Make what you will of Jesus, but let me suggest that what’s really hopelessly naïve is the belief that our species has more than a snowball’s chance in hell of surviving over the next several centuries if we don’t learn to love our enemies (and practice it).  If we end up wiping human civilization off the face of the planet, or condemning humanity to a life of misery following a cataclysm we have brought upon ourselves (e.g., a nuclear winter or a carbon-choked Earth), how naïve will Jesus’ words sound then?  For that matter, how naïve do they sound now, in light of where hating our enemies has brought us to in our political system?  How much more hating and backstabbing our enemies do we need to solve our present crisis?

IV.  Beyond Physical Evolution

 Setting Jesus’ words against the backdrop of evolution, more becomes visible that has actually been in front of our eyes all along.  Could it be that Jesus’ command to love our enemies points to a second form of evolution that is distinctively human?  If we are to survive into the future a species, what is necessary is an evolution of human consciousness.  I think Jesus’ command to love our enemies points to this second form of evolution. We became structurally human through hundreds of millions of years biological evolution.  Yet we became functionally human through the evolution of consciousness.

Human consciousness doesn’t evolve the way biology does. When an animal mutates in a way that gives it competitive advantage, the death of its competitors is necessary for the advancement of the species.  However, advancements in human consciousness take place not through the death of others, but through the death of Self – at least Self as expressed through the human ego.

When two people who are quite different from each other respond to their differences through their biological orientation, they compete with each other as if their survival depends on the death of the other (or at least their complete subjugation).  Yet when these same people respond to each other in love, they let down their guard and cooperate.  In so doing, they become subject to the influence of the other.  Their consciousness expands.  They become more fully human.  As Lao Tzu once observed, “When I let go of what I am, I become what I might be.”

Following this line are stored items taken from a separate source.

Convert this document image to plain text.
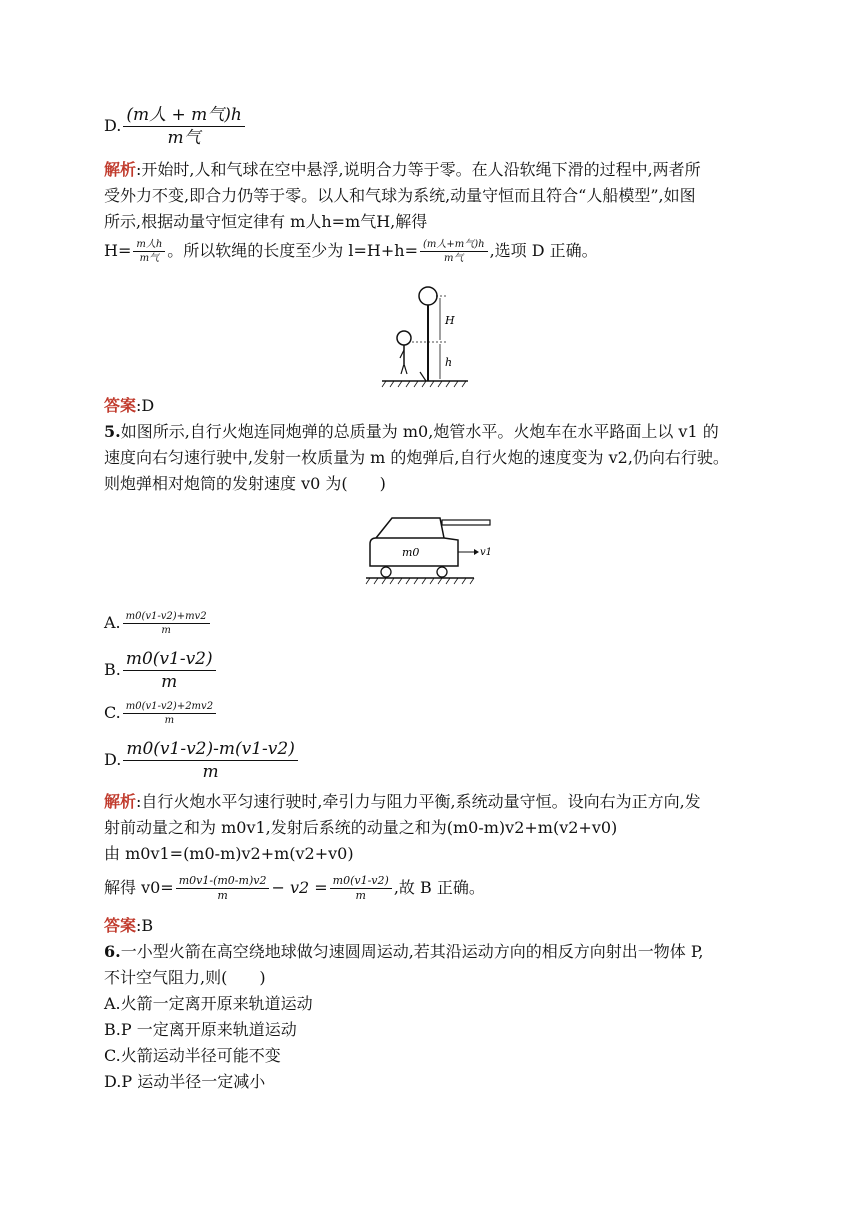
D. $\frac{\text{(m人 + m气)h}}{\text{m气}}$
解析:开始时,人和气球在空中悬浮,说明合力等于零。在人沿软绳下滑的过程中,两者所
受外力不变,即合力仍等于零。以人和气球为系统,动量守恒而且符合“人船模型”,如图
所示,根据动量守恒定律有 m人h=m气H,解得
$H= \frac{\text{m人h}}{\text{m气}}$ 。所以软绳的长度至少为 $l=H+h= \frac{\text{(m人+m气)h}}{\text{m气}}$ ,选项 D 正确。
H
h
答案:D
5.如图所示,自行火炮连同炮弹的总质量为 m0,炮管水平。火炮车在水平路面上以 v1 的
速度向右匀速行驶中,发射一枚质量为 m 的炮弹后,自行火炮的速度变为 v2,仍向右行驶。
则炮弹相对炮筒的发射速度 v0 为(　　)
m0	v1
A. $\frac{m0(v1-v2)+mv2}{m}$
B. $\frac{m0(v1-v2)}{m}$
C. $\frac{m0(v1-v2)+2mv2}{m}$
D. $\frac{m0(v1-v2)-m(v1-v2)}{m}$
解析:自行火炮水平匀速行驶时,牵引力与阻力平衡,系统动量守恒。设向右为正方向,发
射前动量之和为 m0v1,发射后系统的动量之和为(m0-m)v2+m(v2+v0)
由 m0v1=(m0-m)v2+m(v2+v0)
解得 $v0= \frac{m0v1-(m0-m)v2}{m} - v2 = \frac{m0(v1-v2)}{m}$ ,故 B 正确。
答案:B
6.一小型火箭在高空绕地球做匀速圆周运动,若其沿运动方向的相反方向射出一物体 P,
不计空气阻力,则(　　)
A.火箭一定离开原来轨道运动
B.P 一定离开原来轨道运动
C.火箭运动半径可能不变
D.P 运动半径一定减小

They say “opposites attract,” and it is true.  When we learn not to kill each other, or put them under our feet, we discover that differences and diversity make us stronger, not weaker.  The spendthrift learns lessons from the miser.  The practical realist learns lessons form the head-in-the-clouds idealist, and so on. We are attracted to our opposites because we sense that we become more fully human in the process.  We become more fully conscious.

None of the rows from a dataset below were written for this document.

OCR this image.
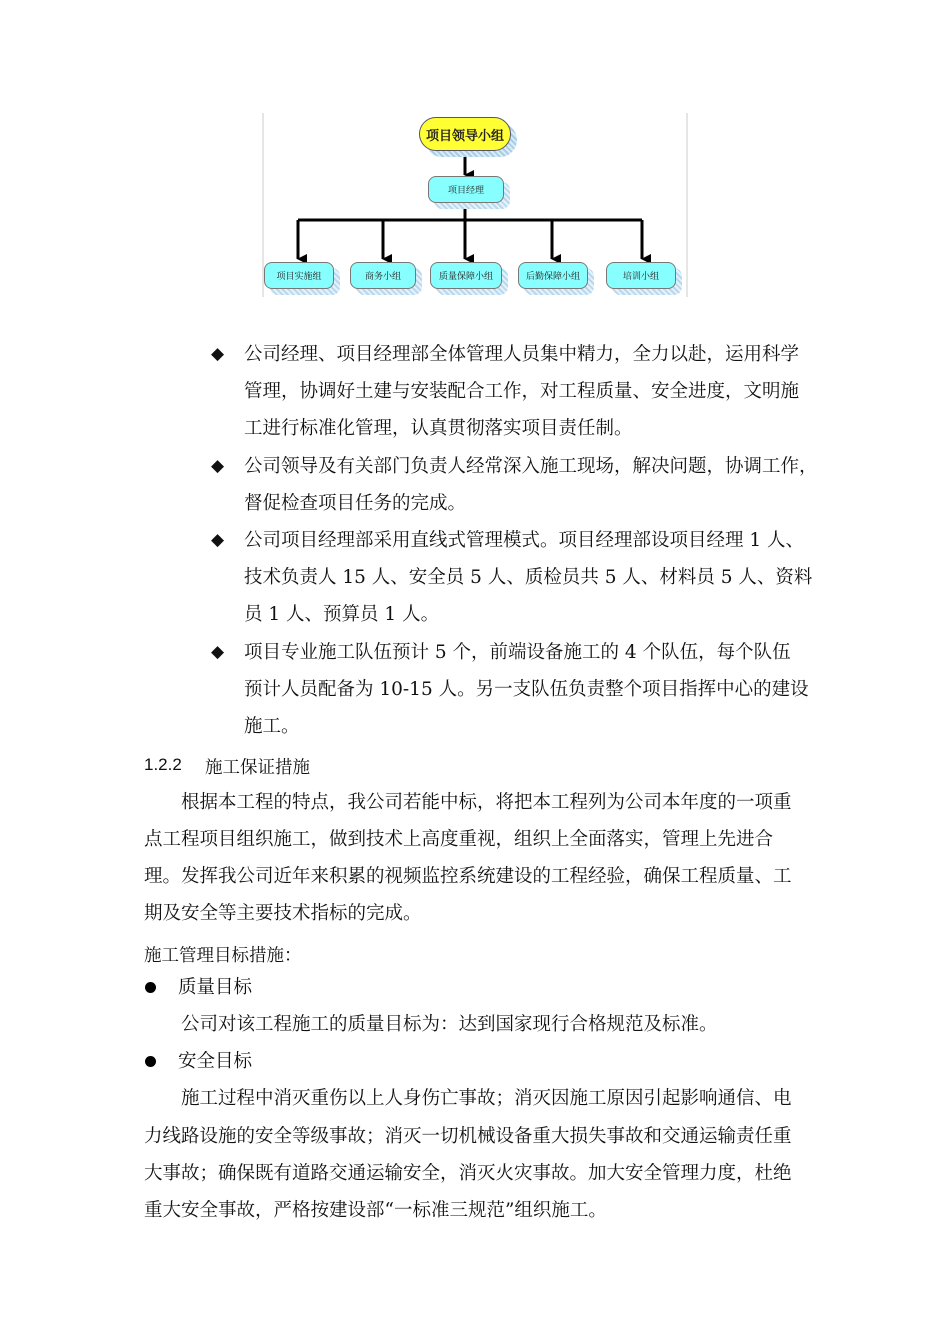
项目领导小组
项目经理
项目实施组	商务小组	质量保障小组	后勤保障小组	培训小组
◆ 公司经理、项目经理部全体管理人员集中精力，全力以赴，运用科学
管理，协调好土建与安装配合工作，对工程质量、安全进度，文明施
工进行标准化管理，认真贯彻落实项目责任制。
◆ 公司领导及有关部门负责人经常深入施工现场，解决问题，协调工作，
督促检查项目任务的完成。
◆ 公司项目经理部采用直线式管理模式。项目经理部设项目经理 1 人、
技术负责人 15 人、安全员 5 人、质检员共 5 人、材料员 5 人、资料
员 1 人、预算员 1 人。
◆ 项目专业施工队伍预计 5 个，前端设备施工的 4 个队伍，每个队伍
预计人员配备为 10-15 人。另一支队伍负责整个项目指挥中心的建设
施工。
1.2.2 施工保证措施
根据本工程的特点，我公司若能中标，将把本工程列为公司本年度的一项重
点工程项目组织施工，做到技术上高度重视，组织上全面落实，管理上先进合
理。发挥我公司近年来积累的视频监控系统建设的工程经验，确保工程质量、工
期及安全等主要技术指标的完成。
施工管理目标措施：
质量目标
公司对该工程施工的质量目标为：达到国家现行合格规范及标准。
安全目标
施工过程中消灭重伤以上人身伤亡事故；消灭因施工原因引起影响通信、电
力线路设施的安全等级事故；消灭一切机械设备重大损失事故和交通运输责任重
大事故；确保既有道路交通运输安全，消灭火灾事故。加大安全管理力度，杜绝
重大安全事故，严格按建设部“一标准三规范”组织施工。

Of course, letting down one’s guard and becoming vulnerable to another person is risky business.  It’s all the more risky if the person is an enemy.  Yet isn’t it rather poetic that the long-term survival of our species is dependent upon each one of us learning to risk our survival in the short-term?  I guess this poetic irony should come as no surprise to those of us who love and follow Jesus.  Was it not Jesus who insisted that we find our life through losing it, and lose our life through seeking to save it?

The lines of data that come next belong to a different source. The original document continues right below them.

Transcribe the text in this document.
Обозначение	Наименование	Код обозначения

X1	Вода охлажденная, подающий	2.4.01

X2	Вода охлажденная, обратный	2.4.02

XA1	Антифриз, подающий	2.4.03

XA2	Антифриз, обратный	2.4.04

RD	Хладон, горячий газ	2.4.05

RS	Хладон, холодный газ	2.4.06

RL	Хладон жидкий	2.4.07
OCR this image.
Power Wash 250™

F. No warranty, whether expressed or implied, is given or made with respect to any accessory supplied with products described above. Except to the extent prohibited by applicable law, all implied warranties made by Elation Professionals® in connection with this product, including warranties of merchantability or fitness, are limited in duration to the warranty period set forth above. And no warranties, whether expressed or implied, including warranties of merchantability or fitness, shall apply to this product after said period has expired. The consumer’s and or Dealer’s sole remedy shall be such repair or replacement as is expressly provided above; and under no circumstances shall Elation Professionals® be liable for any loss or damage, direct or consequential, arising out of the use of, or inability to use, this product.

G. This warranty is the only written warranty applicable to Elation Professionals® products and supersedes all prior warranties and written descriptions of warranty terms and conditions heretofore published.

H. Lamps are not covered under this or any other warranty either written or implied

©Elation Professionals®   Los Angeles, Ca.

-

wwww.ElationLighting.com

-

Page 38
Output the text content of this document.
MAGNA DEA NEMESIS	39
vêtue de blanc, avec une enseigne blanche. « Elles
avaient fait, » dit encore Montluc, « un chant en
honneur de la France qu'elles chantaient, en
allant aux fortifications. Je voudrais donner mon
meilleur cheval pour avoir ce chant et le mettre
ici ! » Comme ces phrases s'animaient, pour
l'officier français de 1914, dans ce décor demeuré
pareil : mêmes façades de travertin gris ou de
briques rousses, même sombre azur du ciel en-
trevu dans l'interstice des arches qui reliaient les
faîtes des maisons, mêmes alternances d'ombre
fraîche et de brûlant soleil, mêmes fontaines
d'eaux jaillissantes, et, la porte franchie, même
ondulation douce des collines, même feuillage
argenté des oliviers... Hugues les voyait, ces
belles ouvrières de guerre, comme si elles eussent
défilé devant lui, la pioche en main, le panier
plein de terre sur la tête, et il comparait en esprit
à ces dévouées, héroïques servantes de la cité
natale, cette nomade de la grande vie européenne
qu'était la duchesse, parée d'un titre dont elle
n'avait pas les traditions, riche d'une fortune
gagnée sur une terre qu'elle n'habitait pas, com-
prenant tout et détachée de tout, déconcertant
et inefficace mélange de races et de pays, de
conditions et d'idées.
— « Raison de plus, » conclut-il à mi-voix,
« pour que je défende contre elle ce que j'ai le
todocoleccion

I suspect that Jesus wasn’t just thinking of the long-term survival of our species when he commanded us to love our enemies (if he was thinking of our long-term survival at all).  Rather, like John O’Donohue, Jesus was aware that “The way we look at things has a huge influence on what becomes visible to us.”  When we look at our enemies not with hatred but with the eyes of love, possibilities that were, shall we say, “sequestered” from view suddenly become apparent.  Like the radiologists looking at the chest x rays, we discover a lot more to the story than just the person’s “cancer.”   Yet unlike the radiologists, when we view our opponents with love what we discover is not a gorilla shaking its fist at us, but a vision of the Christ within them.  When we can look at such a person and see not just their “cancer” but the Christ within, what we discover is a potential bridge to peace and a certain a bridge to our own evolution.  We discover the path to receiving what some call “Christ consciousness.”   We discover the key to our future of our species.  And whether our enemy loves us back or not, discover what it means to truly live a little before we die.